Finance Minister, Mthuli Ncube, has warned that persistent inflation will force the government to pursue an aggressive path to further tighten monetary and fiscal policies to cool down an already overheated economy.
Zimbabwe is currently experiencing the sharpest and most prolonged resurgence of inflation since July 2020 when it peaked to 837%.
It went down to about 60.7% in January this year. However, it rose to 285% in August this year. Ncube has projected annual inflation to hit two-digit levels next year.
The Treasury chief believes further tightening of the monetary and fiscal policies will slow down the increasingly evident inflation momentum and promote economic stability in the short to long term.
Ncube told Business Times that the door was definitely not closed yet, vowing that the government will get on top of runaway annual inflation.
“Macroeconomic stability is going to remain a priority for the government through exercising fiscal restraint. On its part, the central bank is expected to keep liquidity on check through various instruments at its disposal,” Ncube said.
“We also expect cooperation from the private sector and other stakeholders by exercising restraint, especially from desisting from forward pricing.”
The economy has been battling exchange rate and currency volatilities.
This week, the Zimbabwe dollar was trading at ZWL$613.37:US$1 on the official market, while on the parallel market, it was trading at ZWL$750: US$1. The government believes it will converge in the coming weeks.
The government recently introduced several policy measures in response to domestic currency depreciation and inflationary pressures.
In addition to tightening monetary stance, the Reserve Bank of Zimbabwe increased interest rates to 200% from 80% to curb speculative borrowing.
The central bank also introduced gold coins to mop up excess liquidity in the market.
On the other hand, the Treasury has been battling supply shocks and was forced to review suppliers’ contracts and procurement processes by the institution of value for money audits to prevent forward pricing and speculative behaviour also helped to contain the exchange rates.

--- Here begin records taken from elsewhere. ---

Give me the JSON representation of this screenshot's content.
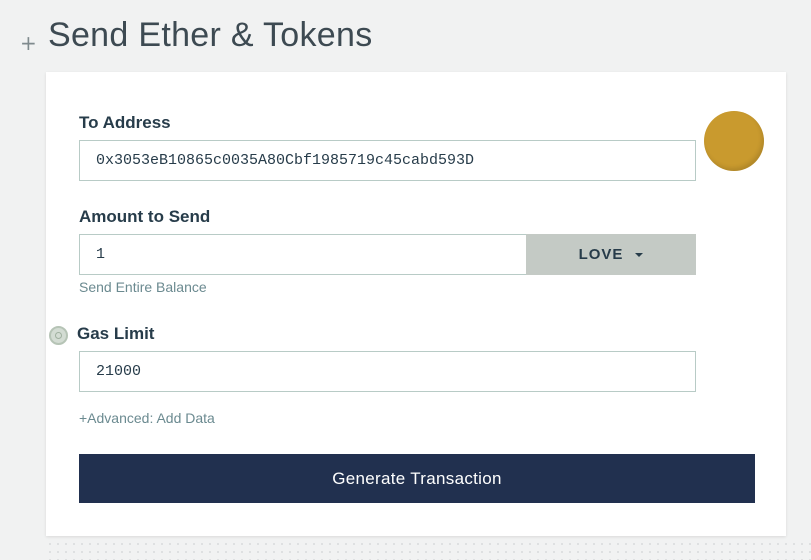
{
  "header": {
    "title": "Send Ether & Tokens",
    "plus_glyph": "+"
  },
  "form": {
    "to_address": {
      "label": "To Address",
      "value": "0x3053eB10865c0035A80Cbf1985719c45cabd593D",
      "identicon_color": "#c99a2e"
    },
    "amount": {
      "label": "Amount to Send",
      "value": "1",
      "unit": "LOVE",
      "send_entire_balance": "Send Entire Balance"
    },
    "gas": {
      "label": "Gas Limit",
      "value": "21000"
    },
    "advanced_link": "+Advanced: Add Data",
    "generate_button": "Generate Transaction"
  },
  "colors": {
    "primary_button": "#21304f",
    "label_text": "#273c4a",
    "link_text": "#6b8a90",
    "input_border": "#b8cbc6",
    "unit_button_bg": "#c4cac5"
  },
  "icons": [
    "plus-icon",
    "identicon",
    "help-icon",
    "caret-down-icon"
  ]
}
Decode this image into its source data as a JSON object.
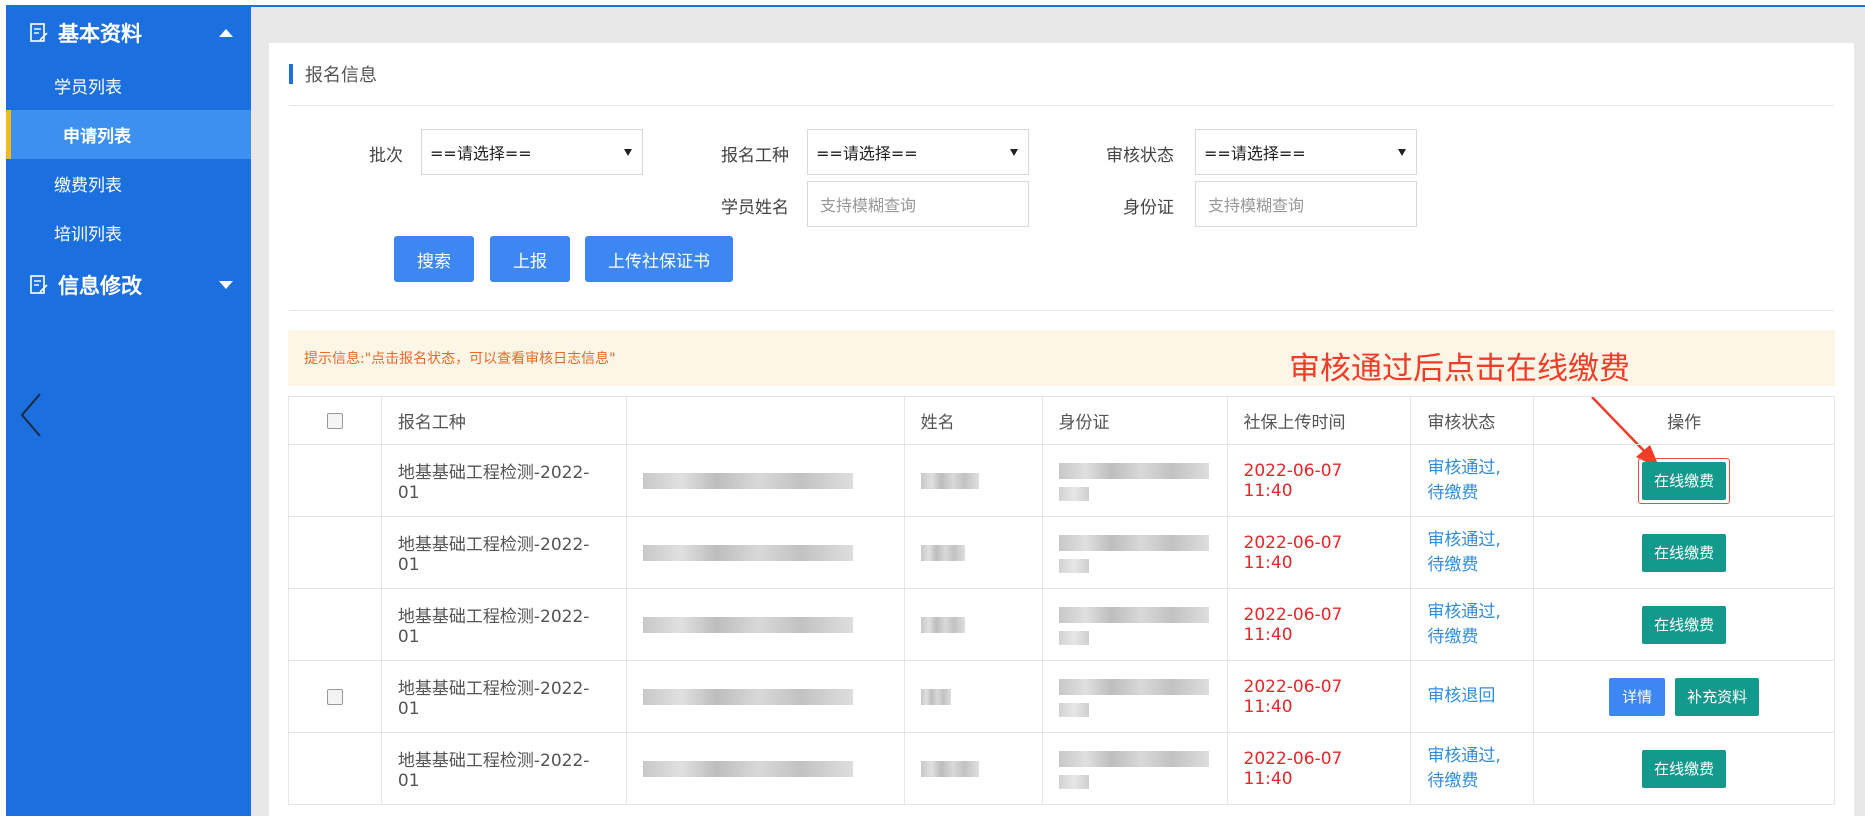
{
  "sidebar": {
    "groups": [
      {
        "label": "基本资料",
        "expanded": true
      },
      {
        "label": "信息修改",
        "expanded": false
      }
    ],
    "items": [
      {
        "label": "学员列表"
      },
      {
        "label": "申请列表",
        "active": true
      },
      {
        "label": "缴费列表"
      },
      {
        "label": "培训列表"
      }
    ]
  },
  "panel": {
    "title": "报名信息"
  },
  "filters": {
    "batch_label": "批次",
    "batch_value": "==请选择==",
    "job_label": "报名工种",
    "job_value": "==请选择==",
    "status_label": "审核状态",
    "status_value": "==请选择==",
    "name_label": "学员姓名",
    "name_placeholder": "支持模糊查询",
    "id_label": "身份证",
    "id_placeholder": "支持模糊查询"
  },
  "buttons": {
    "search": "搜索",
    "report": "上报",
    "upload": "上传社保证书"
  },
  "notice": "提示信息:\"点击报名状态，可以查看审核日志信息\"",
  "annotation": "审核通过后点击在线缴费",
  "table": {
    "headers": [
      "报名工种",
      "",
      "姓名",
      "身份证",
      "社保上传时间",
      "审核状态",
      "操作"
    ],
    "rows": [
      {
        "job": "地基基础工程检测-2022-01",
        "time": "2022-06-07 11:40",
        "status_line1": "审核通过,",
        "status_line2": "待缴费",
        "action": "在线缴费"
      },
      {
        "job": "地基基础工程检测-2022-01",
        "time": "2022-06-07 11:40",
        "status_line1": "审核通过,",
        "status_line2": "待缴费",
        "action": "在线缴费"
      },
      {
        "job": "地基基础工程检测-2022-01",
        "time": "2022-06-07 11:40",
        "status_line1": "审核通过,",
        "status_line2": "待缴费",
        "action": "在线缴费"
      },
      {
        "job": "地基基础工程检测-2022-01",
        "time": "2022-06-07 11:40",
        "status_line1": "审核退回",
        "status_line2": "",
        "action_detail": "详情",
        "action_supplement": "补充资料"
      },
      {
        "job": "地基基础工程检测-2022-01",
        "time": "2022-06-07 11:40",
        "status_line1": "审核通过,",
        "status_line2": "待缴费",
        "action": "在线缴费"
      }
    ]
  },
  "colors": {
    "sidebar_bg": "#1c6fde",
    "active_accent": "#f5b823",
    "primary_button": "#3c87f1",
    "pay_button": "#149a8c",
    "time_text": "#e42828",
    "status_text": "#2e8ee0",
    "annotation": "#f03c28"
  }
}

Since the introduction of the gold coins, the authorities have mopped out close to ZWL$9bn from over 8000 gold coins and this has left the market with limited local currency.
“We should therefore stay the course and foster long term stability which is necessary for sustained growth,” Ncube said.

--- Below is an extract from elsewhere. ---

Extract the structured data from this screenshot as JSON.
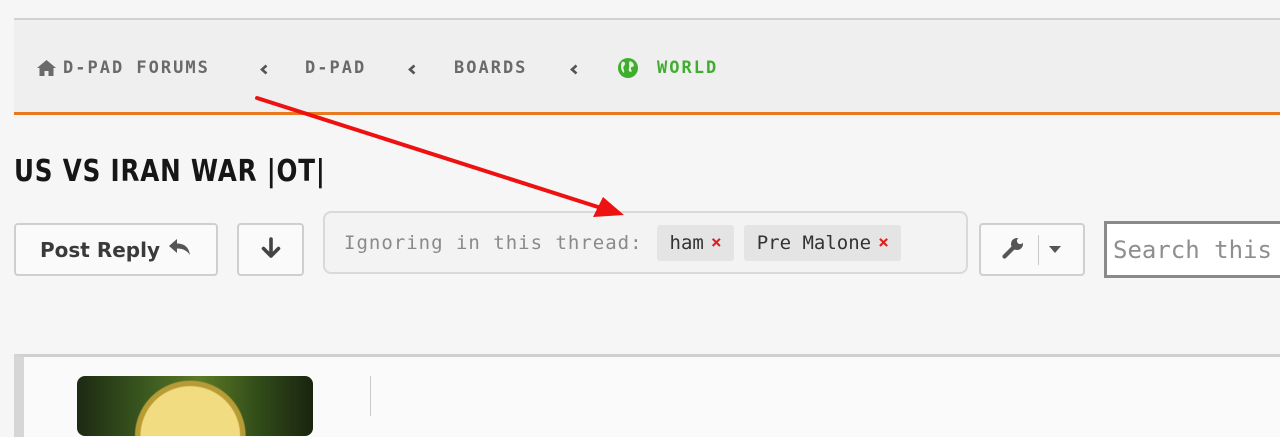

Crystal Candy general manager Jimmy Psillos said policy tightening, especially the liquidity squeeze, has brought stability and the country has a golden opportunity to achieve that.
“The key lessons we have learnt in the past few weeks is that we have the power to control inflation without any statutory instruments.
“We can consolidate our gains if we keep liquidity super tight, properly fund the RBZ for all operations including surrender and allow the WBWS market to actually be “willing seller” and “willing buyer,” Psillos said at the Confederation of Zimbabwe Industries congress held recently.
He said two aspects of maintaining discipline include extended periods of high interest rates and very tight liquidity.
“These will lead to sustained convergence of the exchange rate and another scenario could be backing the currency with reserves and ending adverse expectations in the economy,” he said.
Psillos said if inflation and exchange rates were stable this would allow the central bank to lower interest rates.
He said high inflation remains public enemy number one and can be controlled if the government tightens the lid on money supply.
“Inflation hurts the most vulnerable in society, leaves scars on society for decades and causes people to pay a price not worth paying,” Psillos said.
“Despite tight monetary and fiscal stances there is still money creation for the funding of the surrender and the auction backlog, loans to state enterprises, payments to the government contractors and private sector credit creation.”
Economist Gift Mugano said there should be a political will for the value money concept to sustain the stability achieved so far. Ncube said the government had adopted the value for money process in which government officials that play a midwife role in inflating prices will be dealt with while suppliers will be blacklisted and excluded from future contracts.
“We are getting into an election period; naturally the government has a tendency to become weaker as far as these principles for value for money are concerned,” Mugano said.
“For how long should they keep the liquidity tight as the people who have the tenders for everything in the country means there is corruption and holes in the tendering system There are very few suppliers, the same people you see in construction you see them in agriculture and consumables hence corruption remains a threat to this stability.
Added Mugano: “If we can win against corruption, yes we can win the stability issue.”